Volunteer initiatives involved church and community members in Coatesville, Pennsylvania.
The city of Coatesville, Pennsylvania, United States, celebrated Martin Luther King (MLK) Jr. Day in a different way than most on January 15.
Celebrations began with an Edmund Pettus Bridge reenactment, where individuals from the community marched through the town, stopping at various points to commemorate different aspects of the Civil Rights movement, especially surrounding the events of the historical marches from Selma to Montgomery in Alabama.
In honor of the 60th anniversary of the Civil Rights Act, the Coatesville community leadership, with strong support from residents, banded together to carry on King’s legacy by not only speaking about change, justice, and advocacy but also by emphasizing the day of service and providing ample opportunities to serve.
As a tribute to King’s housing initiative that he began in November of 1967, the W. C. Atkinson Memorial Community Service Center, an Adventist outreach center, in partnership with many other organizations including Good Works and Adventist Community Services, started a home renovation project on January 2. The goal was to complete the project by MLK Jr.

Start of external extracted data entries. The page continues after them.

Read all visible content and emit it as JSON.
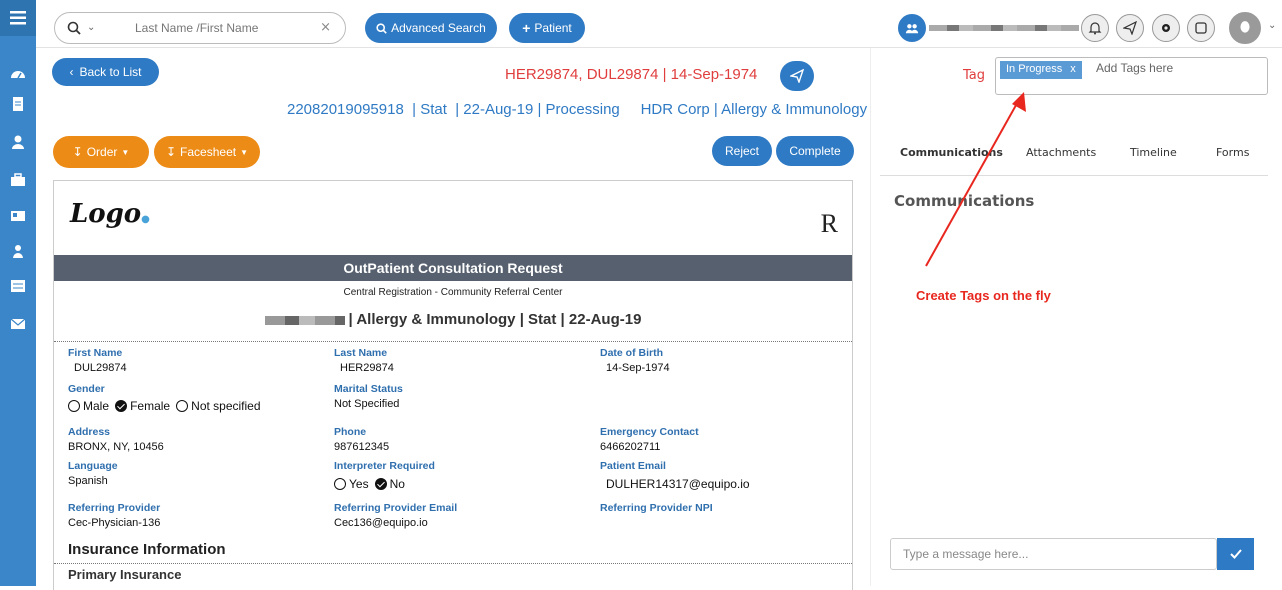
{
  "search": {
    "placeholder": "Last Name  /First Name",
    "advanced_label": "Advanced Search",
    "patient_label": "Patient",
    "clear_glyph": "×"
  },
  "header": {
    "back_label": "Back to List",
    "patient_title": "HER29874, DUL29874  | 14-Sep-1974",
    "info_line": "22082019095918  | Stat  | 22-Aug-19 | Processing     HDR Corp | Allergy & Immunology"
  },
  "tag": {
    "label": "Tag",
    "chip_text": "In Progress",
    "chip_remove": "x",
    "placeholder": "Add Tags here"
  },
  "actions": {
    "order_label": "Order",
    "facesheet_label": "Facesheet",
    "reject_label": "Reject",
    "complete_label": "Complete"
  },
  "tabs": [
    {
      "label": "Communications"
    },
    {
      "label": "Attachments"
    },
    {
      "label": "Timeline"
    },
    {
      "label": "Forms"
    }
  ],
  "communications": {
    "title": "Communications",
    "annotation": "Create Tags on the fly",
    "message_placeholder": "Type a message here..."
  },
  "document": {
    "logo_text": "Logo",
    "r_mark": "R",
    "title": "OutPatient Consultation Request",
    "subtitle": "Central Registration - Community Referral Center",
    "heading": "| Allergy & Immunology | Stat | 22-Aug-19",
    "fields": {
      "first_name_label": "First Name",
      "first_name": "DUL29874",
      "last_name_label": "Last Name",
      "last_name": "HER29874",
      "dob_label": "Date of Birth",
      "dob": "14-Sep-1974",
      "gender_label": "Gender",
      "gender_male": "Male",
      "gender_female": "Female",
      "gender_unspecified": "Not specified",
      "marital_label": "Marital Status",
      "marital": "Not Specified",
      "address_label": "Address",
      "address": "BRONX, NY, 10456",
      "phone_label": "Phone",
      "phone": "987612345",
      "emergency_label": "Emergency Contact",
      "emergency": "6466202711",
      "language_label": "Language",
      "language": "Spanish",
      "interpreter_label": "Interpreter Required",
      "interp_yes": "Yes",
      "interp_no": "No",
      "email_label": "Patient Email",
      "email": "DULHER14317@equipo.io",
      "ref_provider_label": "Referring Provider",
      "ref_provider": "Cec-Physician-136",
      "ref_email_label": "Referring Provider Email",
      "ref_email": "Cec136@equipo.io",
      "ref_npi_label": "Referring Provider NPI"
    },
    "insurance_title": "Insurance Information",
    "primary_insurance": "Primary Insurance"
  },
  "colors": {
    "accent": "#2f7ac4",
    "rail": "#3a86c8",
    "warning": "#e03d3d",
    "orange": "#ec8b16"
  }
}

Day.
It was the sixth home renovation project in Coatesville spearheaded by the W. C. Atkinson center. These homes are provided for unhoused veterans in the community and have been a blessing to the city of Coatesville for years.
“It is a very difficult job to gut a house and try to get it back together in the short space of time that we did,” house renovation project director Walter Harris explained. “It was not anything of my own doing that I would take on this project, but I believe that God will be able to sustain us as we go through with it. And He brought some awesome volunteers to work with us and kept us going in the demolition of it — and then the next part of it [in] putting it back together.”
During the afternoon of Coatesville’s MLK Jr. Day celebrations, there was a soft opening and open house for the renovation project as a celebration of what God had done in the substantial progress toward completion of the home renovation project.
Being the Change
Minnie McNeil, a former ACS director for the Columbia Union Conference of the Seventh-day Adventist Church, who now serves as vice president for the W. C. Atkinson Memorial Community Service Center, stated, “We are intentional about celebrating Martin Luther King Jr. Day of service here in Coatesville because there were so many instances [of] disparity. There was racism here in Coatesville.”
In 1927, physician W. C. Atkinson was on his way to New York to accept a job offer when he stopped by Coatesville to visit a friend and fellow Howard University graduate, an Adventist professor named T.J. Anderson. Seeing the needs of Coatesville, Atkinson only worked in New York for a couple weeks before he went back to help the people of Coatesville. Upon his return, he was unable to practice medicine because he was African American, so he built his own hospital. The hospital is now the community service center that continues to serve the community in numerous ways.
Special Delivery
In addition to the commemorative events the town of Coatesville held on January 15, the Atkinson center also hosted a special service day event, the creation of care packages for veterans. Students from area high schools as well as other Coatesville community members joined together in writing encouragement cards and filling small gift bags with care essentials and hygiene products.
In seeing the students from a couple of school districts as well as students from Lincoln University assisting in the care package assembly, Donna Rowland, local area National Association for the Advancement of Colored People (NAACP) president, observed, “That’s starting the next generation. That’s called ‘next generation leaders,’ and we’re showing them how to be. As community leaders, we have to continue to motivate the people in the community and let them know why it’s important. We can’t do it alone. So, when we come together and we bring our strengths, we bring our resources, that helps make change in our community.”
Walter Murray, a local nurse who also volunteers at the Atkinson center to help with health education and men’s support groups, said, “I think that, based on what Martin Luther King stood for, I think this is a perfect day to show particularly our veterans who are homeless as well that we just want to give back … on Martin Luther King Day.”
NcNeil, reflecting on the day of service, said, “MLK Jr. Day is very special in terms of recognizing the times where we were, the progress that has been made; and the opportunity today is all about the opportunity to make a difference going forward.… It foreshadows a dream that Martin Luther King had, that together we could make a difference.”
The original version of this story was posted on the North American Division news site.